I shook my head. “No, not that kind of missing. You know someone is missing, but you don’t know who they are.”
“So I’m trying to identify a Jane Doe and hopefully match them up with a missing-person report?” he asked. He looked at me curiously. “You really aren’t going to tell me what this is about?”
“I wasn’t planning to, no.”
He rested his palm on the table, one finger tapping an idle rhythm. “There’s a theory,” he said. “It’s pretty popular in certain true-crime-fan circles. Alan Stahl was active for five years. His attacks all took place in the summer, one or two each year. Except for one year. People call it the ‘quiet summer.’ But there are some people who think that he didn’t take the year off—that we just haven’t found the victim or victims. So you have two camps—the quiet-summer theory and the missing-summer theory.”
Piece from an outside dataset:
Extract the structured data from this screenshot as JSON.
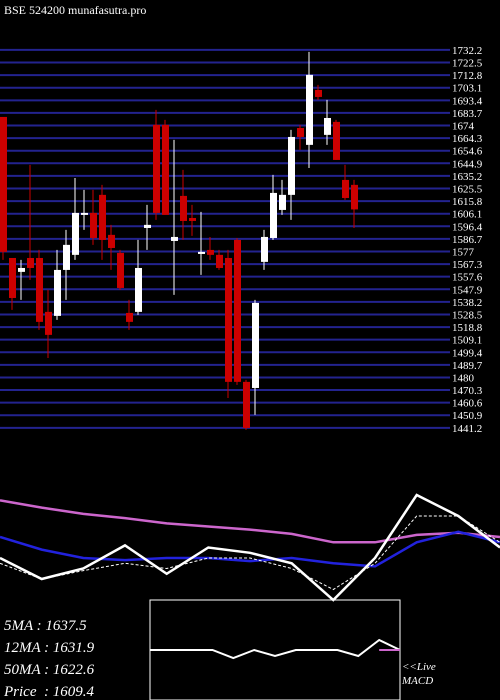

He thought I was looking into Stahl. I almost objected, but then I glanced away, as if he’d found me out. It was a safer explanation than the truth. “It’s been bothering me, what you said about the profile not fitting,” I said. That much wasn’t a lie. “I thought that maybe if there were other victims that had been missed, there would be some connection to explain why he targeted me.”
“Naomi, your friend just died. Is this really the time to be worrying about that?” he asked.
“I need to focus on something,” I said, and my voice broke. It was true. Not for the reasons I was implying, but true all the same.
“A lot of people have spent a lot of time trawling through missing-persons reports to try to match them up to the quiet summer. There’s too little to go on. Too many missing girls,” he said.
“Humor me,” I told him.
He sighed. “You don’t have a body or a missing person, you’ve got an MO and a hunch. Which makes this basically impossible. You need to find a report of a murder or a missing person that matches the MO and go from there. It’s a huge task. You could start by looking at the forums where people discuss Stahl and the quiet summer. They’ll have done a lot of the work already. Or you could look at the Doe Network.”
“What’s that?” I asked.
“Here, I’ll show you.” He pulled out his phone and tapped something in, then handed it to me. It was a simple website with the banner “International Center for Unidentified and Missing Persons.” “It’s a database of reports on unidentified bodies and missing persons. You can search by gender, location, date.… It’s got the advantage of being a lot better organized and centralized than casual message boards.”